Which pissed Jules off. He leaned close again to whisper to Jones that until he put his hand on that desk, he better not so much as pass gas or he’d end up extremely dead, but the man actually shushed him.
And Max, as usual, aware of everything going on around him, met Jules’s eyes and shook his head. It was the slightest movement, done while he smiled—yes, and smiled patiently, boys and girls—at Vera Goldstein.
That head-shake was an obvious warning, a silent echo of Jones’s own words, back off. But now Jules had to wonder if Max, who was probably being coerced, was capable of mak
ing the right choices.
So he stayed exactly where he was.
“We went over there, to ask some questions,” Goldie was reporting, “and everyone was dead—Gretta, her husband, their sons, her assistant.”
“Oh shit,” Jones breathed.
“Forensics estimates they died on the same day as the bombing,” Goldie continued, starting to dig for something in her shoulder bag. “But they lived in a part of town where gunshots go unreported, so . . .”
Max was nodding to show he was listening, but he’d moved to the bed, where he picked up his shoulder holster and put it on. A message to Jules?
Definitely. But Jones could well have taken all of the bullets out of that handgun that Max slid home and locked down with velcro.
Goldie was still talking as she searched through her massive shoulder bag. “The security cameras in Gretta’s workshop were all destroyed, so we were working on the theory that the terrorist cell came in, killed them, and then took what they wanted—forged passports and visas and ID cards. But then we did an electronics sweep . . .” She triumphantly came up with a DVD in a plastic jewel case. “And we found backup security—one of those hidden nanny-cams. There’s no sound, but the picture’s very clear. We made you a copy of the digital recording, sir, so you don’t have to go all the way downtown to see it.” She presented it to Max with a flourish.
“Thank you,” Max said, reaching out to shake her hand, even as he moved back toward the door. He was very good at signaling the end of a conversation, although he usually did it with a flat Shut the door behind you. “I’ll definitely review it later—”

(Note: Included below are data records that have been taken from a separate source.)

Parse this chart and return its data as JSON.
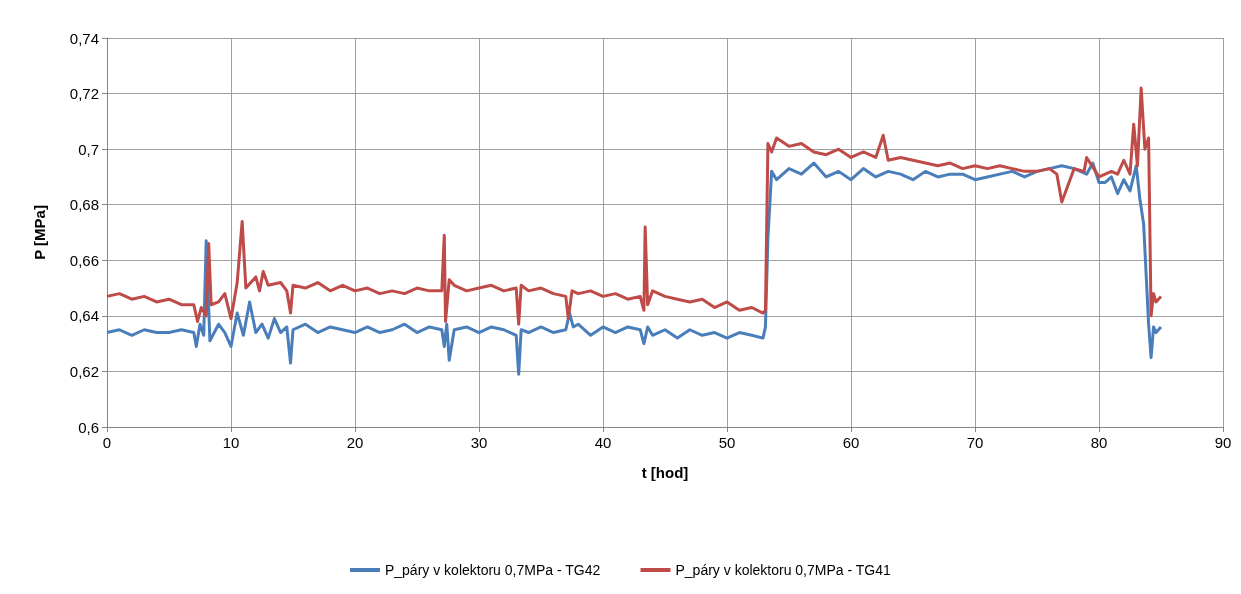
{
  "chart_data": {
    "type": "line",
    "xlabel": "t [hod]",
    "ylabel": "P [MPa]",
    "xlim": [
      0,
      90
    ],
    "xticks": [
      0,
      10,
      20,
      30,
      40,
      50,
      60,
      70,
      80,
      90
    ],
    "ylim": [
      0.6,
      0.74
    ],
    "yticks": [
      {
        "value": 0.6,
        "label": "0,6"
      },
      {
        "value": 0.62,
        "label": "0,62"
      },
      {
        "value": 0.64,
        "label": "0,64"
      },
      {
        "value": 0.66,
        "label": "0,66"
      },
      {
        "value": 0.68,
        "label": "0,68"
      },
      {
        "value": 0.7,
        "label": "0,7"
      },
      {
        "value": 0.72,
        "label": "0,72"
      },
      {
        "value": 0.74,
        "label": "0,74"
      }
    ],
    "grid": true,
    "legend": "bottom",
    "marker": "none",
    "line_style": "solid",
    "series": [
      {
        "name": "P_páry v kolektoru 0,7MPa - TG42",
        "color": "#4a7ebb",
        "x": [
          0,
          1,
          2,
          3,
          4,
          5,
          6,
          7,
          7.2,
          7.5,
          7.8,
          8.0,
          8.3,
          9,
          9.5,
          10,
          10.5,
          11,
          11.5,
          12,
          12.5,
          13,
          13.5,
          14,
          14.5,
          14.8,
          15,
          16,
          17,
          18,
          19,
          20,
          21,
          22,
          23,
          24,
          25,
          26,
          27,
          27.2,
          27.4,
          27.6,
          28,
          29,
          30,
          31,
          32,
          33,
          33.2,
          33.4,
          34,
          35,
          36,
          37,
          37.3,
          37.6,
          38,
          39,
          40,
          41,
          42,
          43,
          43.3,
          43.6,
          44,
          45,
          46,
          47,
          48,
          49,
          50,
          51,
          52,
          52.9,
          53.1,
          53.3,
          53.6,
          54,
          55,
          56,
          57,
          58,
          59,
          60,
          61,
          62,
          63,
          64,
          65,
          66,
          67,
          68,
          69,
          70,
          71,
          72,
          73,
          74,
          75,
          76,
          77,
          78,
          79,
          79.5,
          80,
          80.5,
          81,
          81.5,
          82,
          82.5,
          83,
          83.3,
          83.6,
          84,
          84.2,
          84.4,
          84.6,
          85
        ],
        "values": [
          0.634,
          0.635,
          0.633,
          0.635,
          0.634,
          0.634,
          0.635,
          0.634,
          0.629,
          0.637,
          0.633,
          0.667,
          0.631,
          0.637,
          0.634,
          0.629,
          0.641,
          0.633,
          0.645,
          0.634,
          0.637,
          0.632,
          0.639,
          0.634,
          0.636,
          0.623,
          0.635,
          0.637,
          0.634,
          0.636,
          0.635,
          0.634,
          0.636,
          0.634,
          0.635,
          0.637,
          0.634,
          0.636,
          0.635,
          0.629,
          0.637,
          0.624,
          0.635,
          0.636,
          0.634,
          0.636,
          0.635,
          0.633,
          0.619,
          0.635,
          0.634,
          0.636,
          0.634,
          0.635,
          0.641,
          0.636,
          0.637,
          0.633,
          0.636,
          0.634,
          0.636,
          0.635,
          0.63,
          0.636,
          0.633,
          0.635,
          0.632,
          0.635,
          0.633,
          0.634,
          0.632,
          0.634,
          0.633,
          0.632,
          0.636,
          0.668,
          0.692,
          0.689,
          0.693,
          0.691,
          0.695,
          0.69,
          0.692,
          0.689,
          0.693,
          0.69,
          0.692,
          0.691,
          0.689,
          0.692,
          0.69,
          0.691,
          0.691,
          0.689,
          0.69,
          0.691,
          0.692,
          0.69,
          0.692,
          0.693,
          0.694,
          0.693,
          0.691,
          0.695,
          0.688,
          0.688,
          0.69,
          0.684,
          0.689,
          0.685,
          0.694,
          0.682,
          0.673,
          0.637,
          0.625,
          0.636,
          0.634,
          0.636
        ]
      },
      {
        "name": "P_páry v kolektoru 0,7MPa - TG41",
        "color": "#be4b48",
        "x": [
          0,
          1,
          2,
          3,
          4,
          5,
          6,
          7,
          7.3,
          7.6,
          8,
          8.2,
          8.4,
          9,
          9.5,
          10,
          10.5,
          10.9,
          11.2,
          12,
          12.3,
          12.6,
          13,
          14,
          14.5,
          14.8,
          15,
          16,
          17,
          18,
          19,
          20,
          21,
          22,
          23,
          24,
          25,
          26,
          27,
          27.2,
          27.3,
          27.6,
          28,
          29,
          30,
          31,
          32,
          33,
          33.2,
          33.4,
          34,
          35,
          36,
          37,
          37.2,
          37.5,
          38,
          39,
          40,
          41,
          42,
          43,
          43.3,
          43.4,
          43.6,
          44,
          45,
          46,
          47,
          48,
          49,
          50,
          51,
          52,
          52.9,
          53.1,
          53.3,
          53.6,
          54,
          55,
          56,
          57,
          58,
          59,
          60,
          61,
          62,
          62.6,
          63,
          64,
          65,
          66,
          67,
          68,
          69,
          70,
          71,
          72,
          73,
          74,
          75,
          76,
          76.6,
          77,
          78,
          78.8,
          79,
          80,
          81,
          81.5,
          82,
          82.5,
          82.8,
          83.1,
          83.4,
          83.7,
          84,
          84.2,
          84.4,
          84.6,
          85
        ],
        "values": [
          0.647,
          0.648,
          0.646,
          0.647,
          0.645,
          0.646,
          0.644,
          0.644,
          0.638,
          0.643,
          0.64,
          0.666,
          0.644,
          0.645,
          0.648,
          0.639,
          0.652,
          0.674,
          0.65,
          0.654,
          0.649,
          0.656,
          0.651,
          0.652,
          0.649,
          0.641,
          0.651,
          0.65,
          0.652,
          0.649,
          0.651,
          0.649,
          0.65,
          0.648,
          0.649,
          0.648,
          0.65,
          0.649,
          0.649,
          0.669,
          0.638,
          0.653,
          0.651,
          0.649,
          0.65,
          0.651,
          0.649,
          0.65,
          0.637,
          0.651,
          0.649,
          0.65,
          0.648,
          0.647,
          0.639,
          0.649,
          0.648,
          0.649,
          0.647,
          0.648,
          0.646,
          0.647,
          0.642,
          0.672,
          0.644,
          0.649,
          0.647,
          0.646,
          0.645,
          0.646,
          0.643,
          0.645,
          0.642,
          0.643,
          0.641,
          0.642,
          0.702,
          0.699,
          0.704,
          0.701,
          0.702,
          0.699,
          0.698,
          0.7,
          0.697,
          0.699,
          0.697,
          0.705,
          0.696,
          0.697,
          0.696,
          0.695,
          0.694,
          0.695,
          0.693,
          0.694,
          0.693,
          0.694,
          0.693,
          0.692,
          0.692,
          0.693,
          0.691,
          0.681,
          0.693,
          0.692,
          0.697,
          0.69,
          0.692,
          0.691,
          0.696,
          0.691,
          0.709,
          0.694,
          0.722,
          0.7,
          0.704,
          0.64,
          0.648,
          0.645,
          0.647
        ]
      }
    ]
  }
}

Ulster, however, didn’t budge. “No, sir, I’m sorry—we didn’t make it clear.” He ruined the generous, blame-embracing effect of the word we by shooting a look at his partner that broadcast You Stupid Eeee-diot quite loudly. “We’re not certain, but we think your, uh, friend, Gina, and her traveling companion had an, um . . .”
“Less-than-kosher connection to Gretta Kraus,” Goldie finished for him. “This is probably the last thing you want to hear, sir, but according to this footage—” she tapped the DVD “—they were there, in the studio, when the terrorists arrived. They barely made it out alive.”